Section 87: Establishment of the National Curriculum for England by order
232.This re-enacts section 356 of the EA 96 to include the foundation stage. The Secretary of State has order-making powers to specify in relation to each of the foundation stage areas of learning, early learning goals, educational programmes and assessment arrangements as appropriate; and in relation to the key stages the attainment targets, programmes of study and assessment arrangements which she considers appropriate for each subject. The previous prohibition on the subject of science including sexually transmitted diseases and human sexual behaviour has not been re-enacted.
233.It extends order making powers in relation to the foundation stage to include all providers who are currently receiving Government early years education funding.
Section 88: Implementation of the National Curriculum for England in schools
234.This re-enacts section 357 of the EA 96 in its application to England.

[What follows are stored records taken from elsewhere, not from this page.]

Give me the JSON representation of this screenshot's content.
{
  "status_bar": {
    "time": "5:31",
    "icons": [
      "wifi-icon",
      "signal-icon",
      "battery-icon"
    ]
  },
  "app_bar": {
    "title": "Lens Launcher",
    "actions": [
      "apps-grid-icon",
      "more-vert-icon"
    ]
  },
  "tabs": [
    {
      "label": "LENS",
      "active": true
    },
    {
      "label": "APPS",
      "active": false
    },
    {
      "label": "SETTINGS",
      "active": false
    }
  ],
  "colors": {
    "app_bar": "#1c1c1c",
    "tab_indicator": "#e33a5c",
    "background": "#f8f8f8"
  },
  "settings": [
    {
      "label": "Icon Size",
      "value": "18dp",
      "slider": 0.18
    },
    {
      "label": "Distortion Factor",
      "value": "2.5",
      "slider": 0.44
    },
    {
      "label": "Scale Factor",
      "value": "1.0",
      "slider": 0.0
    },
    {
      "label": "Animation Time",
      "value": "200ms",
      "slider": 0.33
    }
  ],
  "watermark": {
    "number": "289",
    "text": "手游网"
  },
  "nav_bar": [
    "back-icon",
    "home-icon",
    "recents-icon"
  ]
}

It places a duty on LEAs, governing bodies and head teachers to ensure that the National Curriculum is implemented in maintained schools. This includes a new duty in respect of primary schools as the National Curriculum now includes the foundation stage.
Section 89: Implementation in respect of nursery schools etc
235.This extends the duty to ensure that the foundation stage of the National Curriculum is implemented to include all providers who are receiving Government early years education funding.
The National Curriculum for England: special cases
236.These sections re-enact sections 362-367 of the EA 96 for England, but add maintained nursery schools within the legislation.
Section 96: Procedure for making certain orders and regulations
237.This section re-enacts section 368 of the EA 96 in its application to England. It sets out the procedures which must be followed when the Secretary of State proposes to make orders or regulations relating to certain National Curriculum provisions. She must refer her proposal to QCA, which will carry out a consultation on it and report back to the Secretary of State with the results of the consultation and their advice on it. QCA’s report must be published, as must the Secretary of State’s response. The Secretary of State must then publish and consult on a draft of the proposed order or regulations and a statement explaining her reasons if she is failing to give effect to any of QCA’s recommendations. After that consultation period has closed, she may make the order or regulations with or without modifications.